L a 8e édition du Salon international de l’Entreprise, de la PME et du Partenariat de Yaoundé fera la part belle à l’industrialisation. Promote 2022, c’est du 19 au 24 février prochain avec comme innovation majeure, le Forum de Yaoundé qui se tiendra sous le thème : « L’industrialisation de l’Afrique, une clé de l’émergence du continent ». Mais avant d’attaquer ce qui sera le plat de résistance comme indiqué par Pierre Zumbach, président du directoire de la Fondation internationale Inter Progress (FIP), une entrée en matière a été proposée par la Branche Afrique. Une conférence économique sur le marché commun africain en vigueur depuis le 1er janvier de cette année. « Zone de libre-échange continentale africaine (Zlecaf) : outil de promotion et de développement du commerce intra-africain » est le thème autour duquel les échanges en visio-conférence se sont déroulés du 27 au 28 mai dernier. « Une première expérience en mode digital qui doit sa réalisation à la confiance accordée au projet par la banque africaine spécialisée dans le commerce intra-africain Afremximbank, sans l’appui et le soutien de laquelle, rien n’aurait été possible », a confié Pierre Zumbach.

Infrastructures et finances : la paire idéale

L’Afrique n’est qu’à ses débuts dans l’expérimentation de son marché commun.
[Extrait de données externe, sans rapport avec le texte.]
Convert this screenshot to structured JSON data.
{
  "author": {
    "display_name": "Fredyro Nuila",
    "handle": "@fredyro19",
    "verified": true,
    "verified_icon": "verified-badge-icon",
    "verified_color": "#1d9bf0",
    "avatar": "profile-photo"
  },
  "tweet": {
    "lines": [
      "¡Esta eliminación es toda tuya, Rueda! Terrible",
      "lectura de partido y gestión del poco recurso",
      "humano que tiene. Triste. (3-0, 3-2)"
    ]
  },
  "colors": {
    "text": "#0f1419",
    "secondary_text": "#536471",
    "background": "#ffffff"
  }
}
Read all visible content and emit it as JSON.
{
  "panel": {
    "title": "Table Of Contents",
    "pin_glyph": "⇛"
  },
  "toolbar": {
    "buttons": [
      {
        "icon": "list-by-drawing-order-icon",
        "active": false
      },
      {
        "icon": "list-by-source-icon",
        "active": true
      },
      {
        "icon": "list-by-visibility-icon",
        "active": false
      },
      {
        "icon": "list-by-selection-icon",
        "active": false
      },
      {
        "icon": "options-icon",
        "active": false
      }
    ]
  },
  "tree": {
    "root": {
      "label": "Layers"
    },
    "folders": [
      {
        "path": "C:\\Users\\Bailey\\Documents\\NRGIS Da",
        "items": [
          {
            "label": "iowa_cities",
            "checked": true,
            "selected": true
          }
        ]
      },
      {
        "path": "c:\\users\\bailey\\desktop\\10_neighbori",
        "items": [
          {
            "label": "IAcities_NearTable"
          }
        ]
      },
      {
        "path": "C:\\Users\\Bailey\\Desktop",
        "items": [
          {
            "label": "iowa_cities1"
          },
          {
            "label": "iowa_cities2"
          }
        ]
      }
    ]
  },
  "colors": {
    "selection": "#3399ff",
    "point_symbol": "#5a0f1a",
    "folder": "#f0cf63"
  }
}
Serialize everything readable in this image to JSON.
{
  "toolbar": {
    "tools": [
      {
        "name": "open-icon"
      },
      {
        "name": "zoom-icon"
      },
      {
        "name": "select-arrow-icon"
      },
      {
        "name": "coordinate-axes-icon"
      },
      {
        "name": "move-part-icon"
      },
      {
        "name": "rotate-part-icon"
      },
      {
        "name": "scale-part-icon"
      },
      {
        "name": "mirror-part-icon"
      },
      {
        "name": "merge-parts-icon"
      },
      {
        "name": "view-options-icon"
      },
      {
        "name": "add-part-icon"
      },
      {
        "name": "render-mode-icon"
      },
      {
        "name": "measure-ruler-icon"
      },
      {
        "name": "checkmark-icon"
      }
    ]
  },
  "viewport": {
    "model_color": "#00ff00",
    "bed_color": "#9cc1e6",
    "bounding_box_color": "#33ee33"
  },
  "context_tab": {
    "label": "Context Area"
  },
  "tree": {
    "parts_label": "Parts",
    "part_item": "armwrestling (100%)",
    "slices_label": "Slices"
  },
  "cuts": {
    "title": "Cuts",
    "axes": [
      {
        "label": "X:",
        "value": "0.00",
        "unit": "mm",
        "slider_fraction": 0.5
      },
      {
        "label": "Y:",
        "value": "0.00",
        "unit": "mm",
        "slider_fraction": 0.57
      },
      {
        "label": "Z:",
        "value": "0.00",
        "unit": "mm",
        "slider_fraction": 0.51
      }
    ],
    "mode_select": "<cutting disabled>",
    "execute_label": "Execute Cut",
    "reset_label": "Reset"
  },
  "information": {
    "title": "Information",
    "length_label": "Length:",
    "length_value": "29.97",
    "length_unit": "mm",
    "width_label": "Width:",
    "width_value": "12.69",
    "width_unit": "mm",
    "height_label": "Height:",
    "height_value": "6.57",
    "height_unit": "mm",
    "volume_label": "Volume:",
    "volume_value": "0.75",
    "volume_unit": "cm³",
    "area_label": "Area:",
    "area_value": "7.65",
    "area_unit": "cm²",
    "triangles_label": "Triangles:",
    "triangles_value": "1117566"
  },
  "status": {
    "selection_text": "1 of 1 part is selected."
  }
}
Rendu au sixième mois depuis l’entrée en vigueur de la Zlecaf, le continent a encore du chemin à faire avant d’accéder au stade d’intégration complète et véritable. « Il nous a fallu deux ou trois générations pour en arriver là. Il y a eu des moments de crise », confie Philippe Van Damme, ambassadeur, chef de délégation de l’Union européenne au Cameroun. L’Afrique n’aura forcément pas besoin de suivre les pas du vieux continent qui a entrepris son processus d’intégration dans les années 50 (après la deuxième guerre mondiale), à condition de réussir deux préalables : les infrastructures et les finances. Le rôle fondamental des infrastructures pour le commerce réside dans leur capacité à agir sur les coûts des produits échangés (baisse), et de permettre l’accès au marché tant aux grandes Nations (en lien avec la taille du marché intérieur) qu’aux petites. Au-delà des infrastructures classiques (routes, ponts, rail, voies aériennes et maritimes) ; le volet énergie reste tout autant utile, tout comme celui de la connectivité (accès à Internet) à l’ère du tout digital. Le continent doit travailler sur tous ces préalables pour réussir son intégration commerciale.

Entre le possible et l’idéal

Les différents exposés déroulés lors de la conférence économique ont permis de dresser un état des lieux de l’existant. A l’image des expériences antérieures dans d’autres régions du monde, il apparaît que la stratégie la plus réaliste reste une démarche par étapes, sur la base des priorités bien définies au préalable. Par ailleurs, la réussite de la Zlecaf passe par la valeur ajoutée qu’elle pourra générer pour la croissance en Afrique. Le continent n’en captera mieux les bénéfices que si et seulement si « les produits sont fabriqués en Afrique, par les Africains et pour les Africains », a confié Paul Tasong, ministre délégué auprès du ministre en charge de l’Economie chargé de la planification. Cela est autant vrai pour les biens que pour les services. Un objectif qui nécessite en amont, un développement des compétences. Des ressources humaines utiles pour doper la productivité des industries qui se feront concurrence sur ce marché de 1,2 milliard de consommateurs.